As a small c conservative and a social democrat (I don’t think this is a contradiction) I can’t believe what I’m seeing right now. One point in your favor in the fascism debate is the revolutionary nature of Trump’s actions.
America cannot run trade surpluses due to dollar hegemony and what American citizens get out of their perpetual trade deficits is permanently subsidized consumption. Our political structure has substituted broad based benefits, like taking the surplus of goods and transmuting it into a national healthcare system paid for by foreign US dollar demand and allowed disproportionate benefits flow to the recipients of 40 years of tax cuts.
Now the popular front is confronting a moment where mass politics is most salient - everyone will pay more for everything - and the reaction from supposed coalition members like UAW leadership is to pursue rent-extraction for their guilds. If labor or anyone else cannot see that the leopard will also eat their face, they can be discarded from the coalition calculus.

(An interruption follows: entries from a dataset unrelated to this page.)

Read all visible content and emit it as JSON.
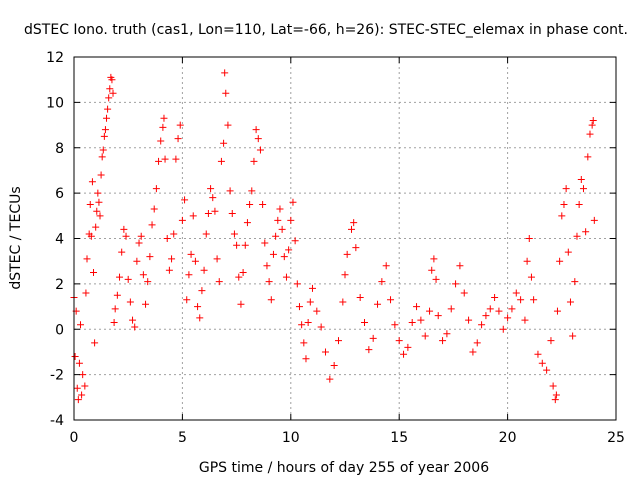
{
  "chart_data": {
    "type": "scatter",
    "title": "dSTEC Iono. truth (cas1, Lon=110, Lat=-66, h=26): STEC-STEC_elemax in phase cont.",
    "xlabel": "GPS time / hours of day 255 of year 2006",
    "ylabel": "dSTEC  / TECUs",
    "xlim": [
      0,
      25
    ],
    "ylim": [
      -4,
      12
    ],
    "xticks": [
      0,
      5,
      10,
      15,
      20,
      25
    ],
    "yticks": [
      -4,
      -2,
      0,
      2,
      4,
      6,
      8,
      10,
      12
    ],
    "grid": true,
    "marker": "+",
    "colors": {
      "series": "#ff0000",
      "grid": "#a0a0a0",
      "frame": "#000000"
    },
    "series": [
      {
        "values": [
          [
            0.0,
            1.4
          ],
          [
            0.05,
            -1.2
          ],
          [
            0.1,
            0.8
          ],
          [
            0.15,
            -2.6
          ],
          [
            0.2,
            -3.1
          ],
          [
            0.25,
            -1.5
          ],
          [
            0.3,
            0.2
          ],
          [
            0.35,
            -2.9
          ],
          [
            0.4,
            -2.0
          ],
          [
            0.5,
            -2.5
          ],
          [
            0.55,
            1.6
          ],
          [
            0.6,
            3.1
          ],
          [
            0.7,
            4.2
          ],
          [
            0.75,
            5.5
          ],
          [
            0.8,
            4.1
          ],
          [
            0.85,
            6.5
          ],
          [
            0.9,
            2.5
          ],
          [
            0.95,
            -0.6
          ],
          [
            1.0,
            4.5
          ],
          [
            1.05,
            5.2
          ],
          [
            1.1,
            6.0
          ],
          [
            1.15,
            5.6
          ],
          [
            1.2,
            5.0
          ],
          [
            1.25,
            6.8
          ],
          [
            1.3,
            7.6
          ],
          [
            1.35,
            7.9
          ],
          [
            1.4,
            8.5
          ],
          [
            1.45,
            8.8
          ],
          [
            1.5,
            9.3
          ],
          [
            1.55,
            9.7
          ],
          [
            1.6,
            10.2
          ],
          [
            1.65,
            10.6
          ],
          [
            1.7,
            11.1
          ],
          [
            1.75,
            11.0
          ],
          [
            1.8,
            10.4
          ],
          [
            1.85,
            0.3
          ],
          [
            1.9,
            0.9
          ],
          [
            2.0,
            1.5
          ],
          [
            2.1,
            2.3
          ],
          [
            2.2,
            3.4
          ],
          [
            2.3,
            4.4
          ],
          [
            2.4,
            4.1
          ],
          [
            2.5,
            2.2
          ],
          [
            2.6,
            1.2
          ],
          [
            2.7,
            0.4
          ],
          [
            2.8,
            0.1
          ],
          [
            2.9,
            3.0
          ],
          [
            3.0,
            3.8
          ],
          [
            3.1,
            4.1
          ],
          [
            3.2,
            2.4
          ],
          [
            3.3,
            1.1
          ],
          [
            3.4,
            2.1
          ],
          [
            3.5,
            3.2
          ],
          [
            3.6,
            4.6
          ],
          [
            3.7,
            5.3
          ],
          [
            3.8,
            6.2
          ],
          [
            3.9,
            7.4
          ],
          [
            4.0,
            8.3
          ],
          [
            4.1,
            8.9
          ],
          [
            4.15,
            9.3
          ],
          [
            4.2,
            7.5
          ],
          [
            4.3,
            4.0
          ],
          [
            4.4,
            2.6
          ],
          [
            4.5,
            3.1
          ],
          [
            4.6,
            4.2
          ],
          [
            4.7,
            7.5
          ],
          [
            4.8,
            8.4
          ],
          [
            4.9,
            9.0
          ],
          [
            5.0,
            4.8
          ],
          [
            5.1,
            5.7
          ],
          [
            5.2,
            1.3
          ],
          [
            5.3,
            2.4
          ],
          [
            5.4,
            3.3
          ],
          [
            5.5,
            5.0
          ],
          [
            5.6,
            3.0
          ],
          [
            5.7,
            1.0
          ],
          [
            5.8,
            0.5
          ],
          [
            5.9,
            1.7
          ],
          [
            6.0,
            2.6
          ],
          [
            6.1,
            4.2
          ],
          [
            6.2,
            5.1
          ],
          [
            6.3,
            6.2
          ],
          [
            6.4,
            5.8
          ],
          [
            6.5,
            5.2
          ],
          [
            6.6,
            3.1
          ],
          [
            6.7,
            2.1
          ],
          [
            6.8,
            7.4
          ],
          [
            6.9,
            8.2
          ],
          [
            6.95,
            11.3
          ],
          [
            7.0,
            10.4
          ],
          [
            7.1,
            9.0
          ],
          [
            7.2,
            6.1
          ],
          [
            7.3,
            5.1
          ],
          [
            7.4,
            4.2
          ],
          [
            7.5,
            3.7
          ],
          [
            7.6,
            2.3
          ],
          [
            7.7,
            1.1
          ],
          [
            7.8,
            2.5
          ],
          [
            7.9,
            3.7
          ],
          [
            8.0,
            4.7
          ],
          [
            8.1,
            5.5
          ],
          [
            8.2,
            6.1
          ],
          [
            8.3,
            7.4
          ],
          [
            8.4,
            8.8
          ],
          [
            8.5,
            8.4
          ],
          [
            8.6,
            7.9
          ],
          [
            8.7,
            5.5
          ],
          [
            8.8,
            3.8
          ],
          [
            8.9,
            2.8
          ],
          [
            9.0,
            2.1
          ],
          [
            9.1,
            1.3
          ],
          [
            9.2,
            3.3
          ],
          [
            9.3,
            4.1
          ],
          [
            9.4,
            4.8
          ],
          [
            9.5,
            5.3
          ],
          [
            9.6,
            4.4
          ],
          [
            9.7,
            3.2
          ],
          [
            9.8,
            2.3
          ],
          [
            9.9,
            3.5
          ],
          [
            10.0,
            4.8
          ],
          [
            10.1,
            5.6
          ],
          [
            10.2,
            3.9
          ],
          [
            10.3,
            2.0
          ],
          [
            10.4,
            1.0
          ],
          [
            10.5,
            0.2
          ],
          [
            10.6,
            -0.6
          ],
          [
            10.7,
            -1.3
          ],
          [
            10.8,
            0.3
          ],
          [
            10.9,
            1.2
          ],
          [
            11.0,
            1.8
          ],
          [
            11.2,
            0.8
          ],
          [
            11.4,
            0.1
          ],
          [
            11.6,
            -1.0
          ],
          [
            11.8,
            -2.2
          ],
          [
            12.0,
            -1.6
          ],
          [
            12.2,
            -0.5
          ],
          [
            12.4,
            1.2
          ],
          [
            12.5,
            2.4
          ],
          [
            12.6,
            3.3
          ],
          [
            12.8,
            4.4
          ],
          [
            12.9,
            4.7
          ],
          [
            13.0,
            3.6
          ],
          [
            13.2,
            1.4
          ],
          [
            13.4,
            0.3
          ],
          [
            13.6,
            -0.9
          ],
          [
            13.8,
            -0.4
          ],
          [
            14.0,
            1.1
          ],
          [
            14.2,
            2.1
          ],
          [
            14.4,
            2.8
          ],
          [
            14.6,
            1.3
          ],
          [
            14.8,
            0.2
          ],
          [
            15.0,
            -0.5
          ],
          [
            15.2,
            -1.1
          ],
          [
            15.4,
            -0.8
          ],
          [
            15.6,
            0.3
          ],
          [
            15.8,
            1.0
          ],
          [
            16.0,
            0.4
          ],
          [
            16.2,
            -0.3
          ],
          [
            16.4,
            0.8
          ],
          [
            16.5,
            2.6
          ],
          [
            16.6,
            3.1
          ],
          [
            16.7,
            2.2
          ],
          [
            16.8,
            0.6
          ],
          [
            17.0,
            -0.5
          ],
          [
            17.2,
            -0.2
          ],
          [
            17.4,
            0.9
          ],
          [
            17.6,
            2.0
          ],
          [
            17.8,
            2.8
          ],
          [
            18.0,
            1.6
          ],
          [
            18.2,
            0.4
          ],
          [
            18.4,
            -1.0
          ],
          [
            18.6,
            -0.6
          ],
          [
            18.8,
            0.2
          ],
          [
            19.0,
            0.6
          ],
          [
            19.2,
            0.9
          ],
          [
            19.4,
            1.4
          ],
          [
            19.6,
            0.8
          ],
          [
            19.8,
            0.0
          ],
          [
            20.0,
            0.5
          ],
          [
            20.2,
            0.9
          ],
          [
            20.4,
            1.6
          ],
          [
            20.6,
            1.3
          ],
          [
            20.8,
            0.4
          ],
          [
            20.9,
            3.0
          ],
          [
            21.0,
            4.0
          ],
          [
            21.1,
            2.3
          ],
          [
            21.2,
            1.3
          ],
          [
            21.4,
            -1.1
          ],
          [
            21.6,
            -1.5
          ],
          [
            21.8,
            -1.8
          ],
          [
            22.0,
            -0.5
          ],
          [
            22.1,
            -2.5
          ],
          [
            22.2,
            -3.1
          ],
          [
            22.25,
            -2.9
          ],
          [
            22.3,
            0.8
          ],
          [
            22.4,
            3.0
          ],
          [
            22.5,
            5.0
          ],
          [
            22.6,
            5.5
          ],
          [
            22.7,
            6.2
          ],
          [
            22.8,
            3.4
          ],
          [
            22.9,
            1.2
          ],
          [
            23.0,
            -0.3
          ],
          [
            23.1,
            2.1
          ],
          [
            23.2,
            4.1
          ],
          [
            23.3,
            5.5
          ],
          [
            23.4,
            6.6
          ],
          [
            23.5,
            6.2
          ],
          [
            23.6,
            4.3
          ],
          [
            23.7,
            7.6
          ],
          [
            23.8,
            8.6
          ],
          [
            23.9,
            9.0
          ],
          [
            23.95,
            9.2
          ],
          [
            24.0,
            4.8
          ]
        ]
      }
    ]
  }
}
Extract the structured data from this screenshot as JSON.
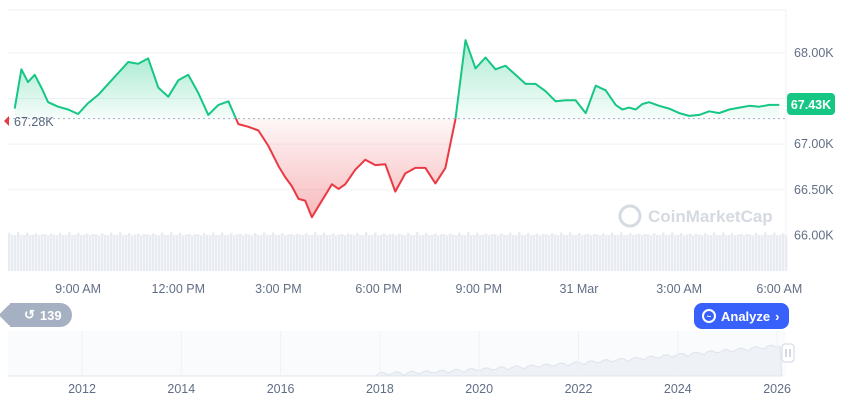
{
  "chart_data": {
    "type": "area",
    "baseline": 67280,
    "baseline_label": "67.28K",
    "current_label": "67.43K",
    "y_ticks": [
      "68.00K",
      "67.50K",
      "67.00K",
      "66.50K",
      "66.00K"
    ],
    "y_tick_values": [
      68000,
      67500,
      67000,
      66500,
      66000
    ],
    "ylim": [
      65610,
      68470
    ],
    "x_ticks": [
      "9:00 AM",
      "12:00 PM",
      "3:00 PM",
      "6:00 PM",
      "9:00 PM",
      "31 Mar",
      "3:00 AM",
      "6:00 AM"
    ],
    "x_tick_hours": [
      9,
      12,
      15,
      18,
      21,
      24,
      27,
      30
    ],
    "xlim": [
      6.9,
      30.2
    ],
    "series": [
      {
        "x": [
          7.1,
          7.3,
          7.5,
          7.7,
          7.9,
          8.1,
          8.4,
          8.7,
          9.0,
          9.3,
          9.6,
          9.9,
          10.2,
          10.5,
          10.8,
          11.1,
          11.4,
          11.7,
          12.0,
          12.3,
          12.6,
          12.9,
          13.2,
          13.5,
          13.8,
          14.1,
          14.4,
          14.7,
          15.0,
          15.2,
          15.4,
          15.6,
          15.8,
          16.0,
          16.2,
          16.4,
          16.6,
          16.8,
          17.0,
          17.3,
          17.6,
          17.9,
          18.2,
          18.5,
          18.8,
          19.1,
          19.4,
          19.7,
          20.0,
          20.3,
          20.6,
          20.9,
          21.2,
          21.5,
          21.8,
          22.1,
          22.4,
          22.7,
          23.0,
          23.3,
          23.6,
          23.9,
          24.2,
          24.5,
          24.8,
          25.1,
          25.3,
          25.5,
          25.7,
          25.9,
          26.1,
          26.4,
          26.7,
          27.0,
          27.3,
          27.6,
          27.9,
          28.2,
          28.5,
          28.8,
          29.1,
          29.4,
          29.7,
          30.0
        ],
        "y": [
          67390,
          67820,
          67680,
          67760,
          67620,
          67460,
          67410,
          67380,
          67330,
          67450,
          67540,
          67660,
          67780,
          67900,
          67880,
          67940,
          67620,
          67520,
          67700,
          67760,
          67560,
          67320,
          67430,
          67470,
          67220,
          67190,
          67150,
          66980,
          66760,
          66640,
          66540,
          66400,
          66380,
          66200,
          66320,
          66440,
          66560,
          66510,
          66560,
          66720,
          66830,
          66770,
          66780,
          66480,
          66680,
          66740,
          66740,
          66570,
          66740,
          67270,
          68140,
          67830,
          67950,
          67820,
          67860,
          67760,
          67660,
          67660,
          67580,
          67470,
          67480,
          67480,
          67340,
          67640,
          67590,
          67430,
          67380,
          67400,
          67380,
          67440,
          67460,
          67420,
          67390,
          67340,
          67310,
          67320,
          67360,
          67340,
          67380,
          67400,
          67420,
          67410,
          67430,
          67430
        ]
      }
    ],
    "volume_level": 0.33,
    "history_ticks": [
      "2012",
      "2014",
      "2016",
      "2018",
      "2020",
      "2022",
      "2024",
      "2026"
    ]
  },
  "ui": {
    "history_button_count": "139",
    "analyze_label": "Analyze",
    "watermark": "CoinMarketCap"
  },
  "colors": {
    "up": "#16c784",
    "down": "#ea3943",
    "accent": "#3861fb"
  }
}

Mandatory reminder: there is not a single actual problem for which the solution involves Trump in whole or in part.
He is pathologically in capable of doing bad for anyone outside a very small cohort. Everyone else is just a target for the bully to punch down.
These two things are obvious enough. Anyone who couldn’t see it, specially, but not only, post-Covid and J6 — that is, the last five years — well, they have a problem.
There is no reasonable, justifiable disputing this.
I remember reading Rafael Patai’s ‘The Arab Mind’ (1973) back in the aughts - probably the most elaborate westsplainer of Arab essentialism ever and a favourite of Bush neocons - and one of his “insights” was that, possibly because of the orality of prayer protocols, “Arabs” (Patai doesn’t distinguish) supposedly believe that just saying something wills it into existence.
Kinda think of this whenever a Trump bobblehead talks about the world economy.
Anyway, no external force has been willing or able to impose a sufficient cost on Republicans or sectors off the corporate world for choosing Trumpism, so it’s strange to imagine the markets actually delivering the greatest blow to their domination fantasy.
“One of our country’s worst commentators on politics, Batya Ungar-Sargon, recently compared Trump to a “21st century FDR””
was a satisfying enough read that I moved on from my first look at this article a few days ago. Glad in can’t back and finished, though.